Maar ook bij de implementatie is het de vraag of de regering altijd wel zo trouw aan de harmonisatiegedachte is. De wijze waarop de regering onder de verplichtingen van de Richtlijn Luchtkwaliteit probeert uit te komen, vindt onze fractie stuitend. Met de NLS zoekt de regering op zijn mildst gezegd de grenzen van de Europese wet op. Dat slechte voorbeeld maakt Nederland dus ook meteen ongeschikt om anderen aan te spreken op een juiste implementatie. Zijn de mooie verklaringen over een krachtig Europees klimaat- en energiebeleid wel meer dan lippendienst? Ook als je staatjes ziet van percentages hernieuwbare energie, zie je dat Nederland in de onderste regionen bungelt van de Europese lidstaten. Regering, dat is uw eer toch te na?
U bent wel koploper in Europa waar het gaat om marktwerking: denk aan de postwet en de splitsingswet. Welk signaal geeft u af met deze inconsistentie? Bevestigt u zo niet het beeld dat de Europese Unie vooral een neoliberaal project is? Krachtvoer voor de eurosceptici. Dit helpt de Europese Unie niet aan een groter draagvlak in Nederland.
De regering lijkt Europa te gebruiken voor versterking van de eigen positie: Brussel als boeman bij minder populair beleid dat de regering wel wil uitvoeren, en inspelen op euroscepsis als de regering zelf bezwaren heeft tegen richtlijnen. En tenslotte lijkt de regering nog handig gebruik te maken van het gebrek aan transparantie van de Europese besluitvorming, door wensen van het parlement niet uit te voeren of het parlement gebrekkig te informeren. Hopelijk ben ik te zwartgallig. Maar als u de Europese Unie op deze manier benut voor uw eigen politieke wensen, dan moet u niet vreemd staan te kijken als datzelfde Europa niet geliefd is in Nederland.
Heeft de regering een integrale, interdepartementale visie en strategie met betrekking tot Europese besluitvorming en wetten? Hoe onze visie op de Europese Unie doorwerkt in de onderhandelingen en implementatie? Dat is hard nodig om een geloofwaardige en gezagsvolle speler te blijven, en om Europa in Nederland op een goede manier over het voetlicht te brengen.

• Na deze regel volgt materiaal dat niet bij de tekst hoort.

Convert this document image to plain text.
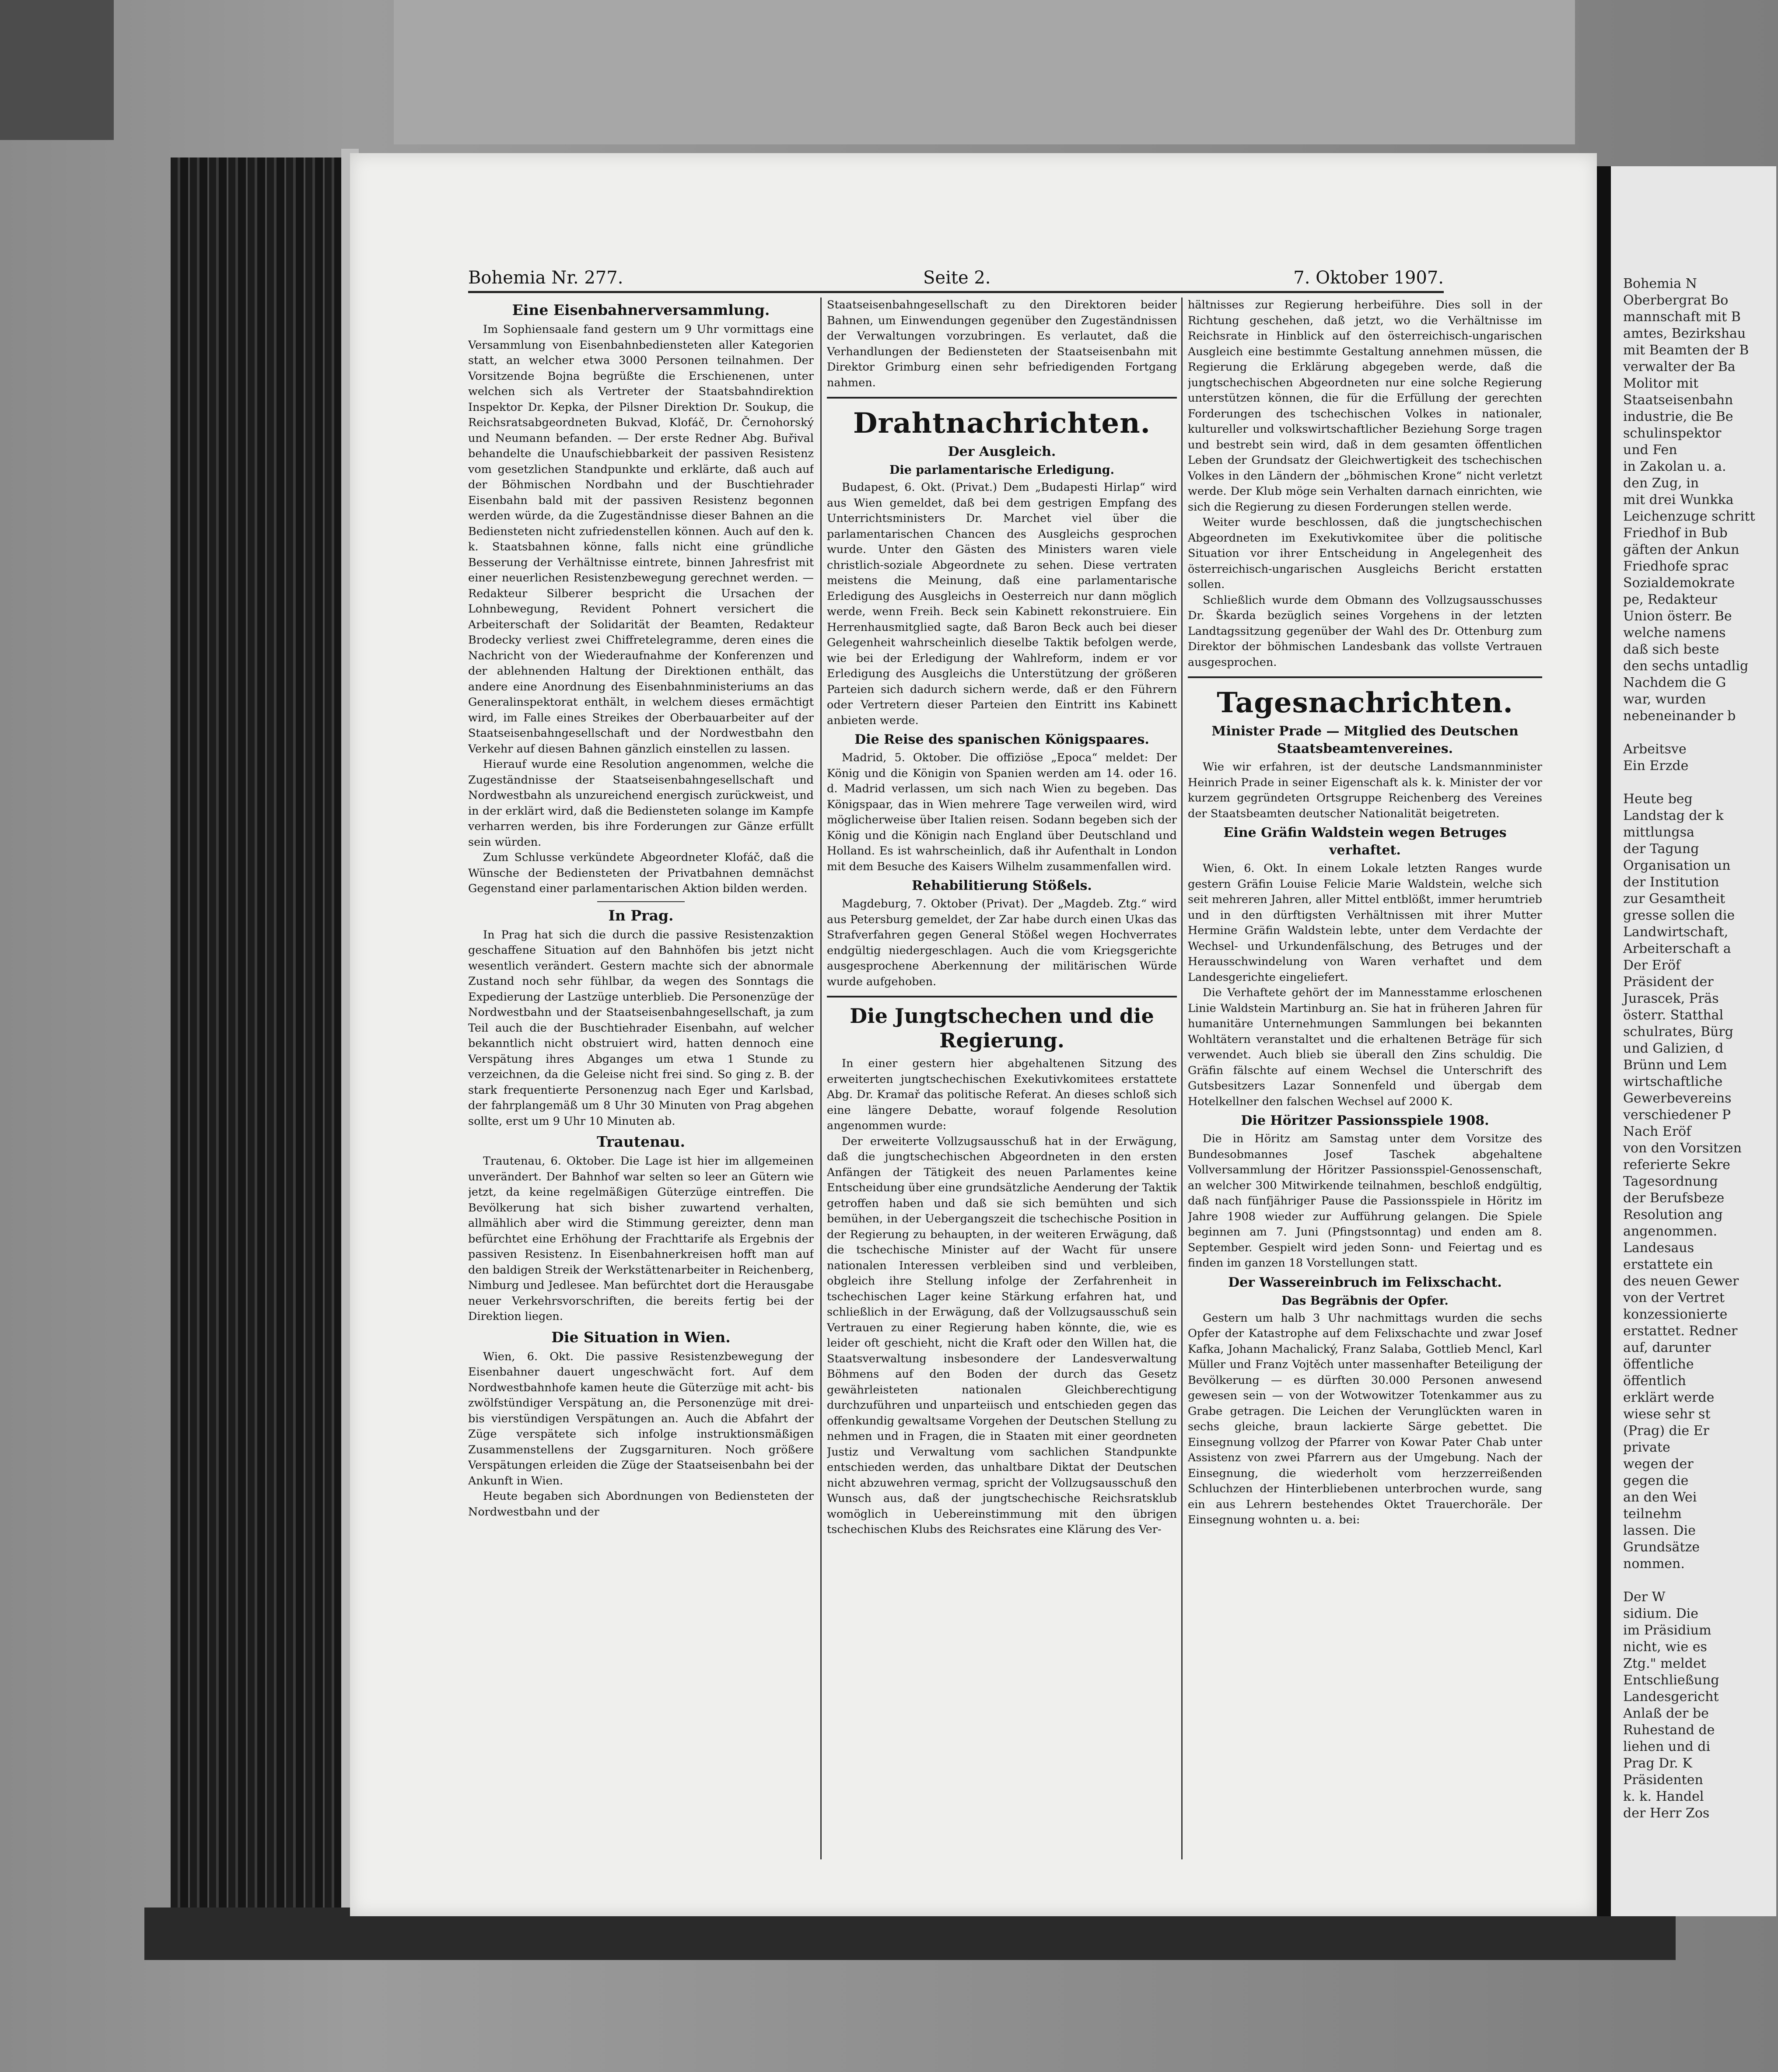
Bohemia N
Oberbergrat Bo
mannschaft mit B
amtes, Bezirkshau
mit Beamten der B
verwalter der Ba
Molitor mit
Staatseisenbahn
industrie, die Be
schulinspektor
und Fen
in Zakolan u. a.
den Zug, in
mit drei Wunkka
Leichenzuge schritt
Friedhof in Bub
gäften der Ankun
Friedhofe sprac
Sozialdemokrate
pe, Redakteur
Union österr. Be
welche namens
daß sich beste
den sechs untadlig
Nachdem die G
war, wurden
nebeneinander b

Arbeitsve
Ein Erzde

Heute beg
Landstag der k
mittlungsa
der Tagung
Organisation un
der Institution
zur Gesamtheit
gresse sollen die
Landwirtschaft,
Arbeiterschaft a
Der Eröf
Präsident der
Jurascek, Präs
österr. Statthal
schulrates, Bürg
und Galizien, d
Brünn und Lem
wirtschaftliche
Gewerbevereins
verschiedener P
Nach Eröf
von den Vorsitzen
referierte Sekre
Tagesordnung
der Berufsbeze
Resolution ang
angenommen.
Landesaus
erstattete ein
des neuen Gewer
von der Vertret
konzessionierte
erstattet. Redner
auf, darunter
öffentliche
öffentlich
erklärt werde
wiese sehr st
(Prag) die Er
private
wegen der
gegen die
an den Wei
teilnehm
lassen. Die
Grundsätze
nommen.

Der W
sidium. Die
im Präsidium
nicht, wie es
Ztg." meldet
Entschließung
Landesgericht
Anlaß der be
Ruhestand de
liehen und di
Prag Dr. K
Präsidenten
k. k. Handel
der Herr Zos
Bohemia Nr. 277.	Seite 2.	7. Oktober 1907.
Eine Eisenbahnerversammlung.

Im Sophiensaale fand gestern um 9 Uhr vormittags eine Versammlung von Eisenbahnbediensteten aller Kategorien statt, an welcher etwa 3000 Personen teilnahmen. Der Vorsitzende Bojna begrüßte die Erschienenen, unter welchen sich als Vertreter der Staatsbahndirektion Inspektor Dr. Kepka, der Pilsner Direktion Dr. Soukup, die Reichsratsabgeordneten Bukvad, Klofáč, Dr. Černohorský und Neumann befanden. — Der erste Redner Abg. Buřival behandelte die Unaufschiebbarkeit der passiven Resistenz vom gesetzlichen Standpunkte und erklärte, daß auch auf der Böhmischen Nordbahn und der Buschtiehrader Eisenbahn bald mit der passiven Resistenz begonnen werden würde, da die Zugeständnisse dieser Bahnen an die Bediensteten nicht zufriedenstellen können. Auch auf den k. k. Staatsbahnen könne, falls nicht eine gründliche Besserung der Verhältnisse eintrete, binnen Jahresfrist mit einer neuerlichen Resistenzbewegung gerechnet werden. — Redakteur Silberer bespricht die Ursachen der Lohnbewegung, Revident Pohnert versichert die Arbeiterschaft der Solidarität der Beamten, Redakteur Brodecky verliest zwei Chiffretelegramme, deren eines die Nachricht von der Wiederaufnahme der Konferenzen und der ablehnenden Haltung der Direktionen enthält, das andere eine Anordnung des Eisenbahnministeriums an das Generalinspektorat enthält, in welchem dieses ermächtigt wird, im Falle eines Streikes der Oberbauarbeiter auf der Staatseisenbahngesellschaft und der Nordwestbahn den Verkehr auf diesen Bahnen gänzlich einstellen zu lassen.

Hierauf wurde eine Resolution angenommen, welche die Zugeständnisse der Staatseisenbahngesellschaft und Nordwestbahn als unzureichend energisch zurückweist, und in der erklärt wird, daß die Bediensteten solange im Kampfe verharren werden, bis ihre Forderungen zur Gänze erfüllt sein würden.

Zum Schlusse verkündete Abgeordneter Klofáč, daß die Wünsche der Bediensteten der Privatbahnen demnächst Gegenstand einer parlamentarischen Aktion bilden werden.

In Prag.

In Prag hat sich die durch die passive Resistenzaktion geschaffene Situation auf den Bahnhöfen bis jetzt nicht wesentlich verändert. Gestern machte sich der abnormale Zustand noch sehr fühlbar, da wegen des Sonntags die Expedierung der Lastzüge unterblieb. Die Personenzüge der Nordwestbahn und der Staatseisenbahngesellschaft, ja zum Teil auch die der Buschtiehrader Eisenbahn, auf welcher bekanntlich nicht obstruiert wird, hatten dennoch eine Verspätung ihres Abganges um etwa 1 Stunde zu verzeichnen, da die Geleise nicht frei sind. So ging z. B. der stark frequentierte Personenzug nach Eger und Karlsbad, der fahrplangemäß um 8 Uhr 30 Minuten von Prag abgehen sollte, erst um 9 Uhr 10 Minuten ab.

Trautenau.

Trautenau, 6. Oktober. Die Lage ist hier im allgemeinen unverändert. Der Bahnhof war selten so leer an Gütern wie jetzt, da keine regelmäßigen Güterzüge eintreffen. Die Bevölkerung hat sich bisher zuwartend verhalten, allmählich aber wird die Stimmung gereizter, denn man befürchtet eine Erhöhung der Frachttarife als Ergebnis der passiven Resistenz. In Eisenbahnerkreisen hofft man auf den baldigen Streik der Werkstättenarbeiter in Reichenberg, Nimburg und Jedlesee. Man befürchtet dort die Herausgabe neuer Verkehrsvorschriften, die bereits fertig bei der Direktion liegen.

Die Situation in Wien.

Wien, 6. Okt. Die passive Resistenzbewegung der Eisenbahner dauert ungeschwächt fort. Auf dem Nordwestbahnhofe kamen heute die Güterzüge mit acht- bis zwölfstündiger Verspätung an, die Personenzüge mit drei- bis vierstündigen Verspätungen an. Auch die Abfahrt der Züge verspätete sich infolge instruktionsmäßigen Zusammenstellens der Zugsgarnituren. Noch größere Verspätungen erleiden die Züge der Staatseisenbahn bei der Ankunft in Wien.

Heute begaben sich Abordnungen von Bediensteten der Nordwestbahn und der

Staatseisenbahngesellschaft zu den Direktoren beider Bahnen, um Einwendungen gegenüber den Zugeständnissen der Verwaltungen vorzubringen. Es verlautet, daß die Verhandlungen der Bediensteten der Staatseisenbahn mit Direktor Grimburg einen sehr befriedigenden Fortgang nahmen.

Drahtnachrichten.
Der Ausgleich.
Die parlamentarische Erledigung.

Budapest, 6. Okt. (Privat.) Dem „Budapesti Hirlap“ wird aus Wien gemeldet, daß bei dem gestrigen Empfang des Unterrichtsministers Dr. Marchet viel über die parlamentarischen Chancen des Ausgleichs gesprochen wurde. Unter den Gästen des Ministers waren viele christlich-soziale Abgeordnete zu sehen. Diese vertraten meistens die Meinung, daß eine parlamentarische Erledigung des Ausgleichs in Oesterreich nur dann möglich werde, wenn Freih. Beck sein Kabinett rekonstruiere. Ein Herrenhausmitglied sagte, daß Baron Beck auch bei dieser Gelegenheit wahrscheinlich dieselbe Taktik befolgen werde, wie bei der Erledigung der Wahlreform, indem er vor Erledigung des Ausgleichs die Unterstützung der größeren Parteien sich dadurch sichern werde, daß er den Führern oder Vertretern dieser Parteien den Eintritt ins Kabinett anbieten werde.

Die Reise des spanischen Königspaares.

Madrid, 5. Oktober. Die offiziöse „Epoca“ meldet: Der König und die Königin von Spanien werden am 14. oder 16. d. Madrid verlassen, um sich nach Wien zu begeben. Das Königspaar, das in Wien mehrere Tage verweilen wird, wird möglicherweise über Italien reisen. Sodann begeben sich der König und die Königin nach England über Deutschland und Holland. Es ist wahrscheinlich, daß ihr Aufenthalt in London mit dem Besuche des Kaisers Wilhelm zusammenfallen wird.

Rehabilitierung Stößels.

Magdeburg, 7. Oktober (Privat). Der „Magdeb. Ztg.“ wird aus Petersburg gemeldet, der Zar habe durch einen Ukas das Strafverfahren gegen General Stößel wegen Hochverrates endgültig niedergeschlagen. Auch die vom Kriegsgerichte ausgesprochene Aberkennung der militärischen Würde wurde aufgehoben.

Die Jungtschechen und die Regierung.

In einer gestern hier abgehaltenen Sitzung des erweiterten jungtschechischen Exekutivkomitees erstattete Abg. Dr. Kramař das politische Referat. An dieses schloß sich eine längere Debatte, worauf folgende Resolution angenommen wurde:

Der erweiterte Vollzugsausschuß hat in der Erwägung, daß die jungtschechischen Abgeordneten in den ersten Anfängen der Tätigkeit des neuen Parlamentes keine Entscheidung über eine grundsätzliche Aenderung der Taktik getroffen haben und daß sie sich bemühten und sich bemühen, in der Uebergangszeit die tschechische Position in der Regierung zu behaupten, in der weiteren Erwägung, daß die tschechische Minister auf der Wacht für unsere nationalen Interessen verbleiben sind und verbleiben, obgleich ihre Stellung infolge der Zerfahrenheit in tschechischen Lager keine Stärkung erfahren hat, und schließlich in der Erwägung, daß der Vollzugsausschuß sein Vertrauen zu einer Regierung haben könnte, die, wie es leider oft geschieht, nicht die Kraft oder den Willen hat, die Staatsverwaltung insbesondere der Landesverwaltung Böhmens auf den Boden der durch das Gesetz gewährleisteten nationalen Gleichberechtigung durchzuführen und unparteiisch und entschieden gegen das offenkundig gewaltsame Vorgehen der Deutschen Stellung zu nehmen und in Fragen, die in Staaten mit einer geordneten Justiz und Verwaltung vom sachlichen Standpunkte entschieden werden, das unhaltbare Diktat der Deutschen nicht abzuwehren vermag, spricht der Vollzugsausschuß den Wunsch aus, daß der jungtschechische Reichsratsklub womöglich in Uebereinstimmung mit den übrigen tschechischen Klubs des Reichsrates eine Klärung des Ver-

hältnisses zur Regierung herbeiführe. Dies soll in der Richtung geschehen, daß jetzt, wo die Verhältnisse im Reichsrate in Hinblick auf den österreichisch-ungarischen Ausgleich eine bestimmte Gestaltung annehmen müssen, die Regierung die Erklärung abgegeben werde, daß die jungtschechischen Abgeordneten nur eine solche Regierung unterstützen können, die für die Erfüllung der gerechten Forderungen des tschechischen Volkes in nationaler, kultureller und volkswirtschaftlicher Beziehung Sorge tragen und bestrebt sein wird, daß in dem gesamten öffentlichen Leben der Grundsatz der Gleichwertigkeit des tschechischen Volkes in den Ländern der „böhmischen Krone“ nicht verletzt werde. Der Klub möge sein Verhalten darnach einrichten, wie sich die Regierung zu diesen Forderungen stellen werde.

Weiter wurde beschlossen, daß die jungtschechischen Abgeordneten im Exekutivkomitee über die politische Situation vor ihrer Entscheidung in Angelegenheit des österreichisch-ungarischen Ausgleichs Bericht erstatten sollen.

Schließlich wurde dem Obmann des Vollzugsausschusses Dr. Škarda bezüglich seines Vorgehens in der letzten Landtagssitzung gegenüber der Wahl des Dr. Ottenburg zum Direktor der böhmischen Landesbank das vollste Vertrauen ausgesprochen.

Tagesnachrichten.
Minister Prade — Mitglied des Deutschen Staatsbeamtenvereines.

Wie wir erfahren, ist der deutsche Landsmannminister Heinrich Prade in seiner Eigenschaft als k. k. Minister der vor kurzem gegründeten Ortsgruppe Reichenberg des Vereines der Staatsbeamten deutscher Nationalität beigetreten.

Eine Gräfin Waldstein wegen Betruges verhaftet.

Wien, 6. Okt. In einem Lokale letzten Ranges wurde gestern Gräfin Louise Felicie Marie Waldstein, welche sich seit mehreren Jahren, aller Mittel entblößt, immer herumtrieb und in den dürftigsten Verhältnissen mit ihrer Mutter Hermine Gräfin Waldstein lebte, unter dem Verdachte der Wechsel- und Urkundenfälschung, des Betruges und der Herausschwindelung von Waren verhaftet und dem Landesgerichte eingeliefert.

Die Verhaftete gehört der im Mannesstamme erloschenen Linie Waldstein Martinburg an. Sie hat in früheren Jahren für humanitäre Unternehmungen Sammlungen bei bekannten Wohltätern veranstaltet und die erhaltenen Beträge für sich verwendet. Auch blieb sie überall den Zins schuldig. Die Gräfin fälschte auf einem Wechsel die Unterschrift des Gutsbesitzers Lazar Sonnenfeld und übergab dem Hotelkellner den falschen Wechsel auf 2000 K.

Die Höritzer Passionsspiele 1908.

Die in Höritz am Samstag unter dem Vorsitze des Bundesobmannes Josef Taschek abgehaltene Vollversammlung der Höritzer Passionsspiel-Genossenschaft, an welcher 300 Mitwirkende teilnahmen, beschloß endgültig, daß nach fünfjähriger Pause die Passionsspiele in Höritz im Jahre 1908 wieder zur Aufführung gelangen. Die Spiele beginnen am 7. Juni (Pfingstsonntag) und enden am 8. September. Gespielt wird jeden Sonn- und Feiertag und es finden im ganzen 18 Vorstellungen statt.

Der Wassereinbruch im Felixschacht.
Das Begräbnis der Opfer.

Gestern um halb 3 Uhr nachmittags wurden die sechs Opfer der Katastrophe auf dem Felixschachte und zwar Josef Kafka, Johann Machalický, Franz Salaba, Gottlieb Mencl, Karl Müller und Franz Vojtěch unter massenhafter Beteiligung der Bevölkerung — es dürften 30.000 Personen anwesend gewesen sein — von der Wotwowitzer Totenkammer aus zu Grabe getragen. Die Leichen der Verunglückten waren in sechs gleiche, braun lackierte Särge gebettet. Die Einsegnung vollzog der Pfarrer von Kowar Pater Chab unter Assistenz von zwei Pfarrern aus der Umgebung. Nach der Einsegnung, die wiederholt vom herzzerreißenden Schluchzen der Hinterbliebenen unterbrochen wurde, sang ein aus Lehrern bestehendes Oktet Trauerchoräle. Der Einsegnung wohnten u. a. bei:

Met de inwerking van het Verdrag zal de Europese Unie ook kunnen gaan toetreden tot het EVRM. De Raad van Europa is daarom belangrijk, én vanwege de brugfunctie met de omringende landen (bevordering democratie en mensenrechten in onze directe regio). De doelstellingen van het Europees Nabuurschapsbeleid worden door de Raad van Europa al decennia nagestreefd. En toch wordt ze tweederangs behandeld door Nederland, en ook andere lidstaten. Het EHRM kreunt onder de zware belasting en weinig middelen. Dat is bijzonder onwenselijk: uitspraken die jaren op zich laten wachten, bevorderen niet de rechtsbescherming en ook niet het gezag van het Hof en zijn uitspraken. Wat is de inzet van de regering om dit te verbeteren?